6. Desde el silencio

Hoy me hiciste falta otra vez.

Sin avisar, sin ruido, te apareciste en mis pensamientos como quien siempre ha estado ahí.

Fue igual que ayer, y sé que mañana volverá a pasar.

Te extraño de una forma tranquila y profunda, en silencio, pero que se sienten todo el tiempo.

Jorge




miércoles, 31 de diciembre de 2025

5. Después de ti

Después de ti no he vuelto a buscar el amor.

No porque haya dejado de creer en él,

sino porque terminaría buscándote en todos lados.


Si intentara mirar a alguien más, sé que mi corazón haría trampa.

Buscaría tu risa escondida en otras bocas, tu manera de decir mi nombre,

esa forma tuya de estar que me hiciera sentir lo mismo.
Porque una vez que el alma aprende un lenguaje,

no vuelve a conformarse con traducciones.


Después de ti entendí que hay amores que no se reemplazan, porque no dejan un vacío, dejan una huella. Y esa huella tiene tu nombre.

No quiero engañarme de que algo igual podría repetirse.

Lo nuestro no necesitó parecerse a nada.

Fue distinto, fue intenso, fue real.

No fue perfecto, pero fue honesto y eso lo volvió eterno en mí.

Podré conocer a muchas personas y aun así, sin querer, buscaría en cada una un gesto tuyo: una risa como la tuya, un abrazo que me hiciera sentir único, una mirada capaz de sostenerme sin palabras.

Pero no la encontraré.

Porque lo que nació contigo no fue un rasgo, fue un vínculo. Por eso duele tanto soltarlo.

Quizás algún día vuelva a amar, porque amar es parte de quien soy.

Pero no será igual,  porque incluso si mi corazón late junto a otra, habrá un rincón sagrado donde sigas viviendo tú. Esperándote.

No como ausencia, sino como origen.

Después de ti no busco llenar espacios.
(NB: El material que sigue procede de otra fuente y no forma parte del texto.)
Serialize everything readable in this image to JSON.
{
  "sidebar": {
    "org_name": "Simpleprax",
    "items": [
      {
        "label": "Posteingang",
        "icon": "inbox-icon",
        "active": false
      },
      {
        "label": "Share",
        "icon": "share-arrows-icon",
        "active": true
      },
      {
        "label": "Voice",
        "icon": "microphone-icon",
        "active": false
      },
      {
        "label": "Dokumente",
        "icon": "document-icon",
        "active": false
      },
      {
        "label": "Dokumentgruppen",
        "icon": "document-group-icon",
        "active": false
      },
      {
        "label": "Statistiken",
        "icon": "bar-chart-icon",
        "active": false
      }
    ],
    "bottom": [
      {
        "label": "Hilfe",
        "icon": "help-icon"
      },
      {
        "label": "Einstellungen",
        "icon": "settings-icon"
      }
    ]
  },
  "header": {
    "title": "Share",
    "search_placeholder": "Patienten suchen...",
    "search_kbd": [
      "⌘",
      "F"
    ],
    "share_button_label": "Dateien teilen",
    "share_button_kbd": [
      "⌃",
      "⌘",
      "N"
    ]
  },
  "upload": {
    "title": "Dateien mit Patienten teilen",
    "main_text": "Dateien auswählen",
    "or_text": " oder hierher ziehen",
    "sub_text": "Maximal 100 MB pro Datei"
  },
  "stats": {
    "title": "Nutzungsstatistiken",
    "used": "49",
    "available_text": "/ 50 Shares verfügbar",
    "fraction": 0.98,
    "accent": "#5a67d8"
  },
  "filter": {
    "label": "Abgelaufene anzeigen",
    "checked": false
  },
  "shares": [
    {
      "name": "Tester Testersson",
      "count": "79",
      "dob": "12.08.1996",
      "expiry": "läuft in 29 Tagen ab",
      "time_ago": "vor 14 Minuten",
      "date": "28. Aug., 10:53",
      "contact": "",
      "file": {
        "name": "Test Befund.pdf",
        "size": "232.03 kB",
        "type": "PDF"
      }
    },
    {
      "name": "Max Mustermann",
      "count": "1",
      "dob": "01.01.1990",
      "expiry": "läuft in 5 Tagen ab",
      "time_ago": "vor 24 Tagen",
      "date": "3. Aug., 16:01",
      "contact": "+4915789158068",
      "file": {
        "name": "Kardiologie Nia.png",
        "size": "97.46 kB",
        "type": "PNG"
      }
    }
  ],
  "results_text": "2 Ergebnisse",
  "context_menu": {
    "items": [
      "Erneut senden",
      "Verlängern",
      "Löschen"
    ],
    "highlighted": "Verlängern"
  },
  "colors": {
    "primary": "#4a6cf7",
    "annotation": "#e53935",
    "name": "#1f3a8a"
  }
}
No busco reemplazos ni promesas nuevas.

No busco olvidar.

Lo único que hago es esperar, con la calma de quien sabe que lo más hermoso que le pasó ya ocurrió una vez…

y tuvo tu nombre.


Jorge
31 de diciembre, 2025
06:33 a.m.



4. Cuando la calma vuelve

Hoy, algo cambió.

No sé si fueron sus gestos o mi mirada, pero esa incomodidad que tantas veces me encerraba en silencio se disolvió como humo. Ya no sentí la necesidad de defenderme, ni la tentación de huir.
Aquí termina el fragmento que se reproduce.